Ce soir le lion est mort: le dessinateur Aslan casse son crayon
Le « peintre des camionneurs et des garagistes » s’en est allé mardi soir, à 83 ans. Ses pin-ups dessinées, elles, restent. Son envie de rêver -au corps de la femme- et de donner du rêve s’est exprimée des années durant à travers ses dessins et toiles.
Alain Gourdon, dit Aslan -ou « le lion » en langue turque, fans de Narnia, vous êtes dans le juste- aimait être « le peintre préféré des camionneurs et des garagistes », pour l’absence de snobisme de ceux-ci –« ils aiment ce qu’ils aiment » disait-il- et pour leur « amour des femmes ». Ils les aimait également beaucoup, Aslan. Sa façon de le leur dire était de les dessiner. Nues. Quand on le questionnait sur les postures trop « offertes » de ses modèles, il répondait qu’elles « s’abandonnaient à un public » en posant, et par-là même, sans doute, à quelqu’un. Et que pour compenser l’impudeur d’un corps, il n’y avait rien de tel que « la pudeur d’un visage ».
C’est vrai qu’il était doué, Aslan. Lorsqu’on regarde ses dessins et peintures aujourd’hui, on peut encore louer leur qualité.
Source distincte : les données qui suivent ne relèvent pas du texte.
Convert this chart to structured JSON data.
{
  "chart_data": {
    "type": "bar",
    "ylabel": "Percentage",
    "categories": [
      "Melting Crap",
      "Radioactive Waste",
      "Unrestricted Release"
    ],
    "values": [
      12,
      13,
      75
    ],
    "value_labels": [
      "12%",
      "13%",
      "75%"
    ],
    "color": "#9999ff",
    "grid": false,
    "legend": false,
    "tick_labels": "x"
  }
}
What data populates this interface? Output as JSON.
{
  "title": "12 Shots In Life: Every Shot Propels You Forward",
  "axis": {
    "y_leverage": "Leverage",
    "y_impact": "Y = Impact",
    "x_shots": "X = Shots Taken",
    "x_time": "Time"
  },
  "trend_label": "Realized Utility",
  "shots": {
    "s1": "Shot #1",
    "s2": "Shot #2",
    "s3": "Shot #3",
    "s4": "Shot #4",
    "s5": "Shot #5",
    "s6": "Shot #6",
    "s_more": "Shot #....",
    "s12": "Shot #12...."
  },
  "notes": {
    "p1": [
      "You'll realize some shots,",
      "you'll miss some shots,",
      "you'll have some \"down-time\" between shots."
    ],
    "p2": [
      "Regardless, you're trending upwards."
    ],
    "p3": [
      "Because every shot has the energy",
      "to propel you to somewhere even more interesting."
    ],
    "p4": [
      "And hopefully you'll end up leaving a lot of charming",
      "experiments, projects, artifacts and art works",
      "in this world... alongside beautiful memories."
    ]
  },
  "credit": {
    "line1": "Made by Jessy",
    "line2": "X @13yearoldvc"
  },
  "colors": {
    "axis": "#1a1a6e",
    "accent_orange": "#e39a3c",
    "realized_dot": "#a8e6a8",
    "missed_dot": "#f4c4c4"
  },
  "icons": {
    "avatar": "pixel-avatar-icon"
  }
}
Les Beaux-Arts de Bordeaux à 14 ans -et des problèmes avec les modèles femmes, du fait de son âge- un apprentissage sous la houlette de Jean-Gabriel Domergue, et une amitié avec César, ça vous forme un artiste. A tel point que son talent et ses amours profondes l’entraînèrent dans deux directions: auteur d’innombrables planches représentant des femmes dénudées pour Lui, le « magazine de l’homme moderne », édité, sous sa première forme, de 1963 à 1994, il effectua par ailleurs des commandes officielles. Un buste de Brigitte Bardot en Marianne, édité en 1968 par le Louvre, un autre de Mireille Matthieu, qui partit orner toutes les mairies … Et une superbe représentation de Dalida, pour orner sa tombe. Plus des travaux au Québec, où il vécut vingt ans.
Même si ce n’est pas, et ne fut jamais, aisé, regardons ses représentations sous l’angle artistique, pour une fois. Enfin, si désir il y a, laissez-le venir. C’est le meilleur hommage à lui rendre, surtout en ce 14 février.